Another non-traditional role which has been around for a while is the mobile salaried post where you might be employed by a federation, clinical commissioning group or primary care trust to work across several practices. This blog explains the key questions to ask when applying for this kind of role.

We know there is much dissatisfaction with many GP posts and inexperienced GPs are particularly vulnerable to situations where they feel unsupported, with some ultimately feeling so unhappy that they choose to walk away.

Isolation compounds the self-doubt of not knowing whether difficulties are down to inexperience, ‘lack of resilience’ or whether they are due to an unsatisfactory work environment.
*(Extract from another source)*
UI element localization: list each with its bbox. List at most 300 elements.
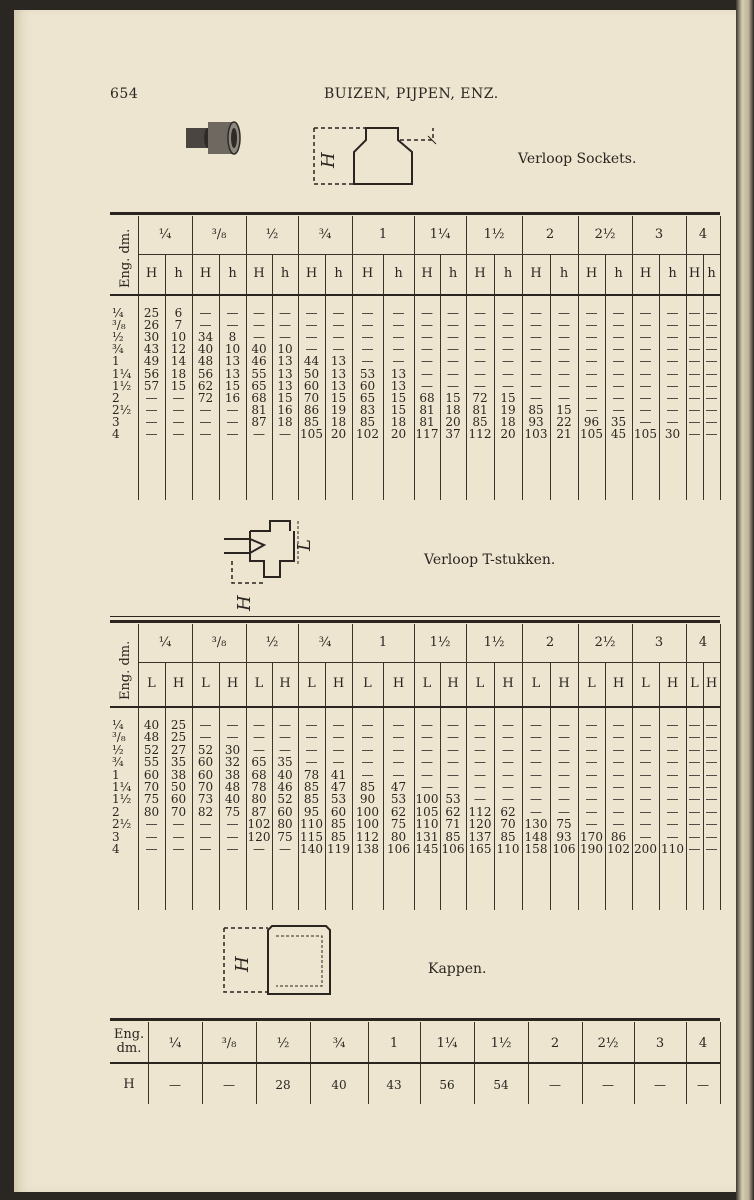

We have also developed a guide setting out 'what good like' in terms of working conditions for salaried GPs and employers.

If you are working within more traditional roles remember we have extensive guidance on salaried roles and locum work in our salaried and locum handbooks. Significant central funding has been used to push the rollout of flexible pools (or locum banks).

These pose significant risks to the autonomy that locums seek. To avoid being trapped in bogus self-employment, I would recommend you read our blog on digital locum banks.

In the last couple of years, we have held webinars about changing roles during the pandemic and about the diversity of the job market post-pandemic as well as maternity breaks and the GP retention scheme. These are all valuable resources when considering the range of options available to you.

We are planning to look at terms and conditions for non-clinical roles as we are aware of many roles in the NHS where there is no entitlement to basic benefits like maternity, sickness, or pension despite being roles in which a regular sessional commitment is required.